Unless the U.S. does more, it’ll be 2037 before manufacturing employment reaches its previous level, Wial said. There is also a need to reform the nation’s trade management, he said.

Wial said key barriers include “a lack of political will and the common belief in Washington that manufacturing doesn’t matter until it’s campaign season. That applies to both political parties.”

Support for changing policy is not universal. Former Obama administration advisor Christina Romer in a recent New York Times op-ed piece attacked changes of the sort Brookings advocates.

“A successful argument for a government manufacturing policy has to go beyond the feeling that it’s better to produce ‘real things’ than services,” Romer wrote. “American consumers value health care and haircuts as much as washing machines and hair dryers.”

German manufacturing policy is a good model because it combines national measures with support for individual manufacturers, the report said.

“German policy promotes a manufacturing sector in which highly paid, skilled workers make innovative products that provide value for consumers, profits for owners, and contributes to a better environment and a trade surplus for the nation,” it said. China, Japan, Denmark also have strong policies.

Warren Davidson, owner of contract manufacturer West Troy, likes the German model idea.

“Throwing Germany out as a benchmark is a better direction than we have now, and better than Greece,” he said, referring to that nation’s debt crisis and heavy reliance on service industries. “The challenges are that we need to create jobs and we need talented people. We won’t be globally competitive unless we are truly productive.”

Official statistics confuse increasing use of factory temp help with growth, the report said. Although some argue that strong productivity growth has caused much of America’s manufacturing job loss, there’s no economic reason why greater productivity leads to job loss because the increase should lower product prices and expand market size. That should lead to more worker hires.

Offshoring industry stymies innovation later in areas like batteries, semiconductors and electronics, the report said, because production and innovation go together.

“The reason is that making products exposes engineers to both the problems and the capabilities of existing technology, generating ideas both for improved processes and for applications of a given technology to new markets. Losing this exposure makes it harder to come up with innovative ideas,” the report said.

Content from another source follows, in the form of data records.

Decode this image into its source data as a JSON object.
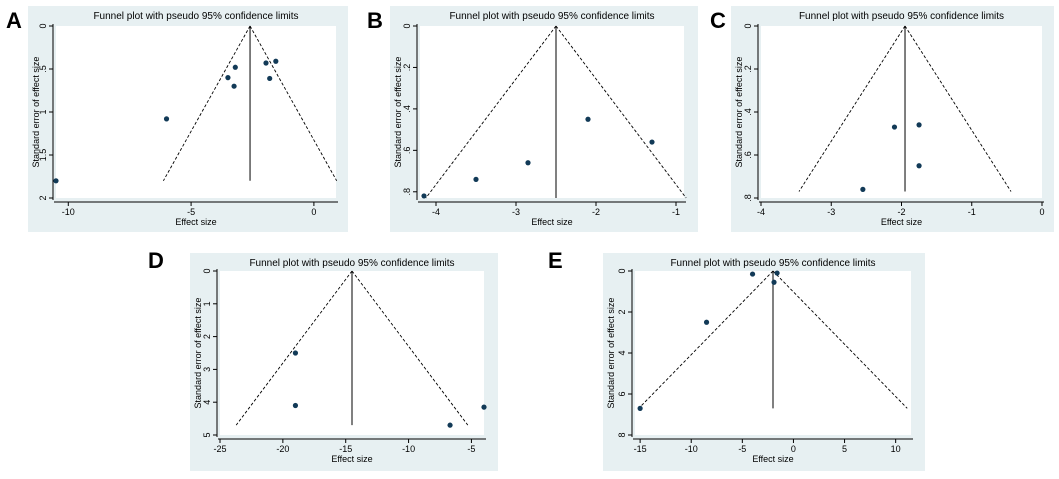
{
  "chart_data": [
    {
      "type": "scatter",
      "panel": "A",
      "title": "Funnel plot with pseudo 95% confidence limits",
      "xlabel": "Effect size",
      "ylabel": "Standard error of effect size",
      "xlim": [
        -10.5,
        0.9
      ],
      "ylim": [
        0,
        2
      ],
      "y_reversed": true,
      "xticks": [
        -10,
        -5,
        0
      ],
      "xtick_labels": [
        "-10",
        "-5",
        "0"
      ],
      "yticks": [
        0,
        0.5,
        1,
        1.5,
        2
      ],
      "ytick_labels": [
        "0",
        ".5",
        "1",
        "1.5",
        "2"
      ],
      "pooled_effect": -2.6,
      "ci_max_se": 1.8,
      "points": [
        {
          "x": -10.5,
          "y": 1.8
        },
        {
          "x": -6.0,
          "y": 1.08
        },
        {
          "x": -3.5,
          "y": 0.6
        },
        {
          "x": -3.2,
          "y": 0.48
        },
        {
          "x": -3.25,
          "y": 0.7
        },
        {
          "x": -1.95,
          "y": 0.43
        },
        {
          "x": -1.55,
          "y": 0.41
        },
        {
          "x": -1.8,
          "y": 0.61
        }
      ]
    },
    {
      "type": "scatter",
      "panel": "B",
      "title": "Funnel plot with pseudo 95% confidence limits",
      "xlabel": "Effect size",
      "ylabel": "Standard error of effect size",
      "xlim": [
        -4.2,
        -0.9
      ],
      "ylim": [
        0,
        0.83
      ],
      "y_reversed": true,
      "xticks": [
        -4,
        -3,
        -2,
        -1
      ],
      "xtick_labels": [
        "-4",
        "-3",
        "-2",
        "-1"
      ],
      "yticks": [
        0,
        0.2,
        0.4,
        0.6,
        0.8
      ],
      "ytick_labels": [
        "0",
        ".2",
        ".4",
        ".6",
        ".8"
      ],
      "pooled_effect": -2.5,
      "ci_max_se": 0.83,
      "points": [
        {
          "x": -4.15,
          "y": 0.82
        },
        {
          "x": -3.5,
          "y": 0.74
        },
        {
          "x": -2.85,
          "y": 0.66
        },
        {
          "x": -2.1,
          "y": 0.45
        },
        {
          "x": -1.3,
          "y": 0.56
        }
      ]
    },
    {
      "type": "scatter",
      "panel": "C",
      "title": "Funnel plot with pseudo 95% confidence limits",
      "xlabel": "Effect size",
      "ylabel": "Standard error of effect size",
      "xlim": [
        -4,
        0
      ],
      "ylim": [
        0,
        0.8
      ],
      "y_reversed": true,
      "xticks": [
        -4,
        -3,
        -2,
        -1,
        0
      ],
      "xtick_labels": [
        "-4",
        "-3",
        "-2",
        "-1",
        "0"
      ],
      "yticks": [
        0,
        0.2,
        0.4,
        0.6,
        0.8
      ],
      "ytick_labels": [
        "0",
        ".2",
        ".4",
        ".6",
        ".8"
      ],
      "pooled_effect": -1.95,
      "ci_max_se": 0.77,
      "points": [
        {
          "x": -2.55,
          "y": 0.76
        },
        {
          "x": -2.1,
          "y": 0.47
        },
        {
          "x": -1.75,
          "y": 0.46
        },
        {
          "x": -1.75,
          "y": 0.65
        }
      ]
    },
    {
      "type": "scatter",
      "panel": "D",
      "title": "Funnel plot with pseudo 95% confidence limits",
      "xlabel": "Effect size",
      "ylabel": "Standard error of effect size",
      "xlim": [
        -25,
        -4
      ],
      "ylim": [
        0,
        5
      ],
      "y_reversed": true,
      "xticks": [
        -25,
        -20,
        -15,
        -10,
        -5
      ],
      "xtick_labels": [
        "-25",
        "-20",
        "-15",
        "-10",
        "-5"
      ],
      "yticks": [
        0,
        1,
        2,
        3,
        4,
        5
      ],
      "ytick_labels": [
        "0",
        "1",
        "2",
        "3",
        "4",
        "5"
      ],
      "pooled_effect": -14.5,
      "ci_max_se": 4.7,
      "points": [
        {
          "x": -19.0,
          "y": 2.5
        },
        {
          "x": -19.0,
          "y": 4.1
        },
        {
          "x": -6.7,
          "y": 4.7
        },
        {
          "x": -4.0,
          "y": 4.15
        }
      ]
    },
    {
      "type": "scatter",
      "panel": "E",
      "title": "Funnel plot with pseudo 95% confidence limits",
      "xlabel": "Effect size",
      "ylabel": "Standard error of effect size",
      "xlim": [
        -15.5,
        11.5
      ],
      "ylim": [
        0,
        8
      ],
      "y_reversed": true,
      "xticks": [
        -15,
        -10,
        -5,
        0,
        5,
        10
      ],
      "xtick_labels": [
        "-15",
        "-10",
        "-5",
        "0",
        "5",
        "10"
      ],
      "yticks": [
        0,
        2,
        4,
        6,
        8
      ],
      "ytick_labels": [
        "0",
        "2",
        "4",
        "6",
        "8"
      ],
      "pooled_effect": -2.0,
      "ci_max_se": 6.7,
      "points": [
        {
          "x": -15.0,
          "y": 6.7
        },
        {
          "x": -8.5,
          "y": 2.5
        },
        {
          "x": -4.0,
          "y": 0.15
        },
        {
          "x": -1.6,
          "y": 0.1
        },
        {
          "x": -1.9,
          "y": 0.55
        }
      ]
    }
  ],
  "panel_labels": [
    "A",
    "B",
    "C",
    "D",
    "E"
  ]
}
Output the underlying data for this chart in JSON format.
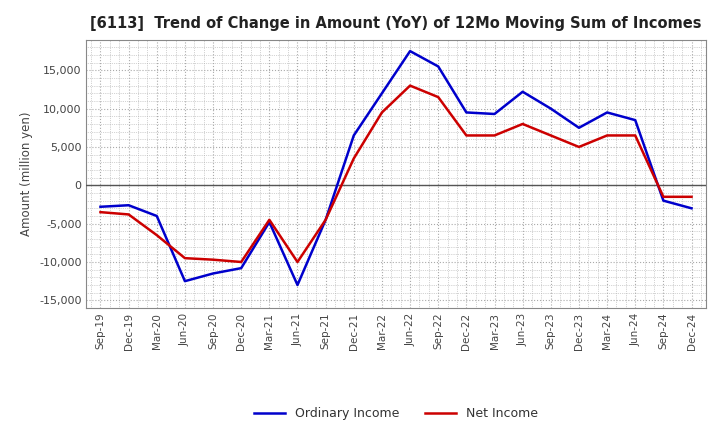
{
  "title": "[6113]  Trend of Change in Amount (YoY) of 12Mo Moving Sum of Incomes",
  "ylabel": "Amount (million yen)",
  "ylim": [
    -16000,
    19000
  ],
  "yticks": [
    -15000,
    -10000,
    -5000,
    0,
    5000,
    10000,
    15000
  ],
  "grid_color": "#aaaaaa",
  "background_color": "#ffffff",
  "plot_bg_color": "#ffffff",
  "ordinary_income_color": "#0000cc",
  "net_income_color": "#cc0000",
  "x_labels": [
    "Sep-19",
    "Dec-19",
    "Mar-20",
    "Jun-20",
    "Sep-20",
    "Dec-20",
    "Mar-21",
    "Jun-21",
    "Sep-21",
    "Dec-21",
    "Mar-22",
    "Jun-22",
    "Sep-22",
    "Dec-22",
    "Mar-23",
    "Jun-23",
    "Sep-23",
    "Dec-23",
    "Mar-24",
    "Jun-24",
    "Sep-24",
    "Dec-24"
  ],
  "ordinary_income": [
    -2800,
    -2600,
    -4000,
    -12500,
    -11500,
    -10800,
    -4800,
    -13000,
    -4500,
    6500,
    12000,
    17500,
    15500,
    9500,
    9300,
    12200,
    10000,
    7500,
    9500,
    8500,
    -2000,
    -3000
  ],
  "net_income": [
    -3500,
    -3800,
    -6500,
    -9500,
    -9700,
    -10000,
    -4500,
    -10000,
    -4500,
    3500,
    9500,
    13000,
    11500,
    6500,
    6500,
    8000,
    6500,
    5000,
    6500,
    6500,
    -1500,
    -1500
  ]
}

Making more manufactured goods in the U.S. is essential because it would reduce the trade deficit, which has risen every year since 1976 and hobbles job growth. It’s been at least 2.7 percent of gross domestic product in every year since 1999. It began rising again after the recession, increasing to 3.9 percent in the second quarter of 2011—a percentage that was higher than in any year after 1999.

“In the long term the trade deficit can gradually erode the ability of the United States to have a dynamic, innovation-driven economy because Americans can lose the ability to innovate if they buy innovative products from abroad rather than make them at home,” the report said.

The situation isn’t all bad. Although the U.S. runs a large trade deficit, about 64 percent comes from just three industries: computers and electronics, apparel, and transportation equipment. The U.S. runs trade surpluses in machinery, chemicals (but, notably, not pharmaceuticals, which are included in chemicals), food, paper, textile mills, and printing, the report said.